Read more: Moody’s raises outlook for Türkiye’s banking sector to stable
In December 2021, Türkiye introduced a measure called “foreign exchange-protected accounts,” referred to as KKM. This response was prompted by a significant decline in the value of the lira. These accounts provided lira depositors with a guarantee from the state. They ensured compensation for any depreciation in the lira that exceeded the interest earned.
New policy
According to Bloomberg, TCMB announced on Sunday that private banks have the responsibility to gradually persuade depositors to convert their savings from KKM to regular lira accounts. However, several private banks express concerns about their ability to meet the government’s conversion targets. They anticipate the need to take on additional government debt as a consequence. On Monday, the banks held a teleconference with Central Bank officials to express their discontent.
According to the pro-government Turkish news outlet Hurriyet, the aim of the new policy is to boost the amount of regular lira deposits. As of August 11, the value of deposits in KKM was reported to be 3.36 trillion lira ($124 billion).
The announcement had a negative impact on markets in Türkiye. According to Reuters, the lira experienced a significant decline, reaching a new record low of 27.1675 lira against the dollar on Monday.
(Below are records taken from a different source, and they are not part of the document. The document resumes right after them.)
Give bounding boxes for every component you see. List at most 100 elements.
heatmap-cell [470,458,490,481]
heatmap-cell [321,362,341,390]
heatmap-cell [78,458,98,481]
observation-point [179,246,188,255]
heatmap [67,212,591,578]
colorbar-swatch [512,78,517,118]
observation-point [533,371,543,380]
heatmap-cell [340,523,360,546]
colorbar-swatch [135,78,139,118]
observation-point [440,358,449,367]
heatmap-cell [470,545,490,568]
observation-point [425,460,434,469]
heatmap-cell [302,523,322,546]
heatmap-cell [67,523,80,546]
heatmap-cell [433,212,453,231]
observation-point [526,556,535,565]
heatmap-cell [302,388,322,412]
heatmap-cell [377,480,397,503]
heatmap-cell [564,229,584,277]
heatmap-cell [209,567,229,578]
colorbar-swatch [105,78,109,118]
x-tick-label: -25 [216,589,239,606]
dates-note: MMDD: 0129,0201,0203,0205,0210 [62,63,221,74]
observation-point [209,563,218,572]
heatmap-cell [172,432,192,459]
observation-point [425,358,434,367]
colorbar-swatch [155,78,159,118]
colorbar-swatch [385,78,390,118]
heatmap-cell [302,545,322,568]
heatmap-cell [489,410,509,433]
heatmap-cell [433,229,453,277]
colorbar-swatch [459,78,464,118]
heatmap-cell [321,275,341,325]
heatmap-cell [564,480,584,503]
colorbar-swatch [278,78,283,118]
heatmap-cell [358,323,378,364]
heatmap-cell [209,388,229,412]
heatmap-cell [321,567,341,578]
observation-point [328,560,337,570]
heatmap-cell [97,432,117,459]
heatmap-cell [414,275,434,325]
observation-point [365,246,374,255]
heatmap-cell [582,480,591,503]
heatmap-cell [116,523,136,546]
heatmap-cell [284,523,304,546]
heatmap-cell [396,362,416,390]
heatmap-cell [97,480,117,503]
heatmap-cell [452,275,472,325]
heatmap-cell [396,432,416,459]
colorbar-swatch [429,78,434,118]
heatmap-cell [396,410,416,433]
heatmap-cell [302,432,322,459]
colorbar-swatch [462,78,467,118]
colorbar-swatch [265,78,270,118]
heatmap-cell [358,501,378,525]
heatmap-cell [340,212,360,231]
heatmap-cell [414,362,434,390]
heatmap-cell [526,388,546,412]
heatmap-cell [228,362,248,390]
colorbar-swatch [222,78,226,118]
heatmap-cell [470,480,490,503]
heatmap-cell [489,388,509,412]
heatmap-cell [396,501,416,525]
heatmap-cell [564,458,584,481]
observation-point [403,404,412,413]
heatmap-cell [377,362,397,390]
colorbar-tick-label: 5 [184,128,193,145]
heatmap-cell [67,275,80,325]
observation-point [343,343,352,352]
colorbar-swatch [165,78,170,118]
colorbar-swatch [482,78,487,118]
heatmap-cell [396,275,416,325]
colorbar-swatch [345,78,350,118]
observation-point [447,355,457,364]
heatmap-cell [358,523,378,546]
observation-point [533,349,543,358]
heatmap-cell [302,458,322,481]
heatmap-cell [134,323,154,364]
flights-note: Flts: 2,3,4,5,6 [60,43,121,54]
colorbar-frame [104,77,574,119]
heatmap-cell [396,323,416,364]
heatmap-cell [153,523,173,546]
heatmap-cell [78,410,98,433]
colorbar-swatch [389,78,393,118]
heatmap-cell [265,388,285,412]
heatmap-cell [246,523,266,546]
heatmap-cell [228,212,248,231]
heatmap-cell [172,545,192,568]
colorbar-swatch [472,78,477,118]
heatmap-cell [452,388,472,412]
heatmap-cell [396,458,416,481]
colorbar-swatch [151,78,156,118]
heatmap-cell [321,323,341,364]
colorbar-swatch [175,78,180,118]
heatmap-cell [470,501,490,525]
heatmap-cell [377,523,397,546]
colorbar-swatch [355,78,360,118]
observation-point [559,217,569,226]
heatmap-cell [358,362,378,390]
Additionally, Türkiye’s main banking index, the BIST Banks Index, fell by 5.4 percent early on Monday, as reported by the outlet.
Inflation
In July, the most recent inflation data reveals a 9.49 percent increase, marking the highest monthly rate in a year. This rise can be attributed to a combination of tax increases and a significant decline in the value of the lira.
As per the Turkish Statistical Institute, consumer price inflation reached an annual rate of 47.83 percent. This increase followed eight months of decline, with inflation at 38.21 percent in June. The relative stability of the lira was among the contributing factors, particularly until Erdogan’s re-election.
In July, Türkiye implemented an approval for a two-percentage-point increase in VAT across two categories. Additionally, the tax on personal bank loans was raised.
In recent weeks, TCMB made an update to its inflation forecast. The new forecast indicates a rise to 58 percent by the year’s end, compared to the previous report’s figure of 22.3 percent. This adjustment is one of the measures being taken to regain credibility with the markets.
Furthermor, the Central Bank of Türkiye has revised its inflation forecast, projecting a higher rate by the end of 2024. The new forecast indicates an increase to 33 percent from the previous estimate of 8.8 percent. Furthermore, it anticipates a 15 percent inflation rate by the end of 2025.